As a pioneer gay activist Jim Egan was one of the most important figures in the early gay rights movement in Canada. As early as 1949 he was writing politicians, newspapers, magazines and tabloids protesting anti-gay attitudes and correcting gay myths and stereotypes. This includes letters occasionally published in Saturday Night and participation in an article in MacClean's For example, David Churchill has noted that:
Throughout the 1950s, Egan undertook an extensive one-man letter-writing campaign challenging the sensational representation of homosexuals as sex perverts. Every time a negative story appeared in the tabloids, or in the mainstream newspapers for that matter, Egan would write a letter to the editor challenging the views expressed in the article. During the 1950s alone, Egan would write some eighty-odd letters and articles challenging the representation of homosexuals in the tabloids and offering up his own opinions and views on the subject.
- David Churchill, MOTHER GOOSE’S MAP: Tabloid Geographies and Gay Male Experience in 1950s Toronto. Journal of Urban History 30.6, Sept. 2004.

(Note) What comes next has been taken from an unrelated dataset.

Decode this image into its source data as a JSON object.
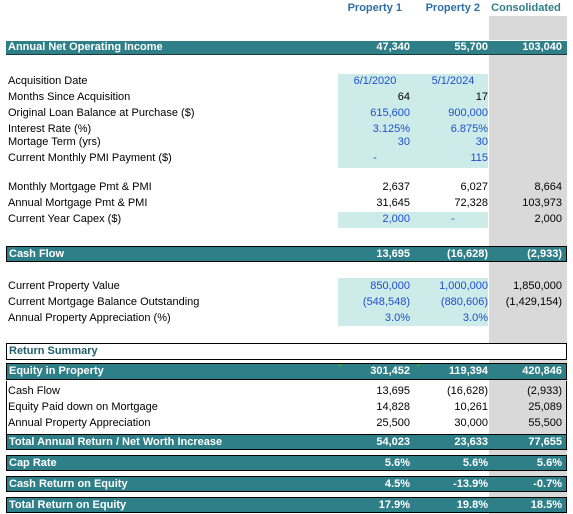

As well, Egan and his partner Jack Nesbit took the gay rights movement to the Supreme Court of Canada. In 1995 in which they used the the Charter of Rights and Freedoms to challenge the exclusion of same-sex couples from pension benefits. Though they lost their specific cause the Court ultimately read in sexual orientation as a grounds for discrimination under The Charter.
The CLGA holds the papers of Jim Egan as one of its treasures. One of its volunteers, Donald W. Mcleod, edited Egan's autobiography, Challenging the Conspiracy of Silence: My Life As a Canadian Gay Activist. The entire text is available online here.
For background information on Gays of Ottawa I'll direct you to a link which also directs to some earlier posts. The CLGA describes its Gays of Ottawa Records:
Founded in Sep 1971 by, among others, Charles Hill (who had earlier been with Canada's first post Stonewall gay group, the University of Toronto Homophile Association), Gays of Ottawa (GO) remained for many years the focus of gay activism in Ottawa. And even across Canada: many records here pertain to GO's role as Coordinating Office of the National Gay Rights Coalition (1975-1980; by its end called the Canadian Lesbian and Gay Rights Coalition). GO's newsletter Go Info, launched in 1972, became the city's gay community newspaper. Its premises housed a library and drop-in centre; it held dances and later ran a licenced bar. Part of this collection survived a 1979 fire that destroyed GO's first office, sparing only these files. GO became ALGO (the Association of Lesbians and Gays of Ottawa) in 1989. The organization closed its doors in Sep 1995. But it left a legacy: the city's AIDS Committee, its Pink Triangle Services organization, and the Abiwin housing co-op can all trace their roots back a quarter century to the founding of Gays of Ottawa.
If anyone is looking for issues GO Info there is an incomplete record of them at Library and Archives Canada and a complete collection at the Kelly McGinnis Library of Pink Triangle Services in Ottawa.
Happy hunting and I hope these posts bring historians to the doorstep of the CLGA.